This will likely be an exceedingly simple question, but the text's use of the operator is confusing me.
To preface, the operator $D$ is defined as: $$ \frac{d^{n} y}{d x^{n}}=D^{n} y $$ and can be used as a polynomial operator similarly as, $$ L=a_{n}(x) D^{n}+a_{n-1}(x) D^{n-1}+\cdots+a_{1}(x) D+a_{0}(x) $$ Problem: $$ \begin{array}{l}\text { Let } n=1,2,3, \ldots \text { Discuss how the observations } D^{n} x^{n-1}=0 \\ \text { and } D^{n} x^{n}=n ! \text { can be used to find the general solutions of the } \\ \text { given differential equations. }\end{array} $$ $$ y^{\prime \prime}=0 $$
Answer:$$ \begin{array}{l}\text { since } D^{2} x=0, x \text { and } 1 \text { are solutions of } y^{\prime \prime}=0 . \text { since they are linearly independent, the } \\ \text { general solution is } y=c_{1} x+c_{2} \text { . }\end{array} $$
The operator makes sense applied to some $f(x)$. But $D^2x$ doesn't make sense to me. As I understand it any polynomial expression of $D$ is still just an operator.
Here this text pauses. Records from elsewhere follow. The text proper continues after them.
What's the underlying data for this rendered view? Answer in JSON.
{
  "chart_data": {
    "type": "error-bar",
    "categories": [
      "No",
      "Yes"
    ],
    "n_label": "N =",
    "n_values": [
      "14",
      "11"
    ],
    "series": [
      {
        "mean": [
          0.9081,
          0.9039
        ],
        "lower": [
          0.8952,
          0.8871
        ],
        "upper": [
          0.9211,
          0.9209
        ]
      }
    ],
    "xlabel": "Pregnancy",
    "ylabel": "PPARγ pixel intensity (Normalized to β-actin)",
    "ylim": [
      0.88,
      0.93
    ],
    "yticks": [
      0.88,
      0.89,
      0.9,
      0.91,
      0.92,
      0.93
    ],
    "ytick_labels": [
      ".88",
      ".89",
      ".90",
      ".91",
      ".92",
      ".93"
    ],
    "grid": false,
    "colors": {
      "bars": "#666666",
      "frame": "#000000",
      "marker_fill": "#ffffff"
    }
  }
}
In other words $$ D^n = \frac{d^n}{dx^n} $$
If that's correct, how do I get to the provided answer?
You say that the operator makes sense applied to some $f(x)$, but $D^2x$ does not make sense.
So I infer that you don't realize that $x$ plays the role of $f(x)$, and
$$D^2x=0$$ because $$x''=0.$$
Beware that the operator applies to the function on its right.